You have $10,000 sitting in a savings account. In the UAE, most flexible savings accounts pay 1–2% — that's $100–200 a year. Less than a weekend away. You're not growing your money; you're barely keeping it alive.
Now here's the part your bank doesn't advertise: they take those same deposits and lend them out at 8%, 10%, sometimes more. The spread between what they pay you and what they earn? That's profit. Bank profit. Not yours.
You're not a customer. You're raw material.
The Numbers Don't Lie
Here's what $10,000 looks like over 5 years at different rates:
| Rate | Annual Earnings | 5-Year Total |
|---|---|---|
| 1–2% (typical flexible savings) | $100–$200 | ~$510–$1,040 |
| ~5.4% (Vault) | $540 | ~$3,007 |
That's not a rounding error. That's $2,000–$2,500 left on the table — every five years, on just $10,000. Scale that up to $50,000 and you're looking at over $10,000 in missed earnings over the same period.
Why Does This Happen?
Banks have had a captive audience for decades. Your paycheck gets deposited, your bills get paid, and the rest just sits there. Moving money to a higher-rate account feels complicated, or risky, or just not worth the hassle.
Banks know this. They've built entire businesses on your inertia.
The incentive structure is simple: as long as you don't move your money, they don't need to compete for it. So they don't.
What's Actually Changed
For most of history, earning more than a savings account rate meant either:
- Locking your money in a certificate of deposit for months or years
- Taking on stock market risk
- Being wealthy enough to access private lending opportunities
None of those were great options for regular people who just wanted their money to work harder without gambling it.
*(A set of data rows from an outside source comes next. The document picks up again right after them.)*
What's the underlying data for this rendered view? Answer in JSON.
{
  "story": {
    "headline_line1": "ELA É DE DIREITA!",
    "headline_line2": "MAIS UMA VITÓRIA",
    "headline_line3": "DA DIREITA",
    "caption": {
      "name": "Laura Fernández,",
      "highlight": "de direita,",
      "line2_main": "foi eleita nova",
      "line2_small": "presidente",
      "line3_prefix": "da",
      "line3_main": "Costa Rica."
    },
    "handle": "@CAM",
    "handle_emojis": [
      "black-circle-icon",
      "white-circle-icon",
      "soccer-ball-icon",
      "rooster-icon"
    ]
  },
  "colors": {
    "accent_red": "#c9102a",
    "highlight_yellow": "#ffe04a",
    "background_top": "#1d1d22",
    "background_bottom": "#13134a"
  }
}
What's changed is that lending markets — the same kind banks use to earn their spread — are now accessible in a different way. Instead of your bank pocketing that spread, platforms like Vault route your money directly to vetted lending markets and pass the fees back to you.
The math shifts. Instead of $50, you're looking at closer to $540 a year on that same $10,000. No stock market exposure. No lock-up period.
The Catch (Because There's Always a Catch)
We won't pretend this is risk-free. Lending always carries some risk — that's why it pays more than a savings account. The key questions are: who's borrowing, how are they screened, and what happens if something goes wrong?
At Vault, we work exclusively with vetted lending markets that have track records and risk controls. We're transparent about how the process works. And unlike a bank, we're not hiding the mechanics from you.
The ~5.4% current rate we show isn't guaranteed — rates move with market conditions. But the structural advantage is real and durable: you're accessing the same type of return that banks have always kept for themselves.
The Honest Ask
If your savings account is paying you 1–2%, ask yourself: why?
Not as a rhetorical question — actually ask it. Your bank has an answer. It's just not one that benefits you.
Vault earnings are fees paid by institutional borrowers — not guaranteed returns. Rates are variable. Vault is in the process of obtaining ADGM regulatory approval.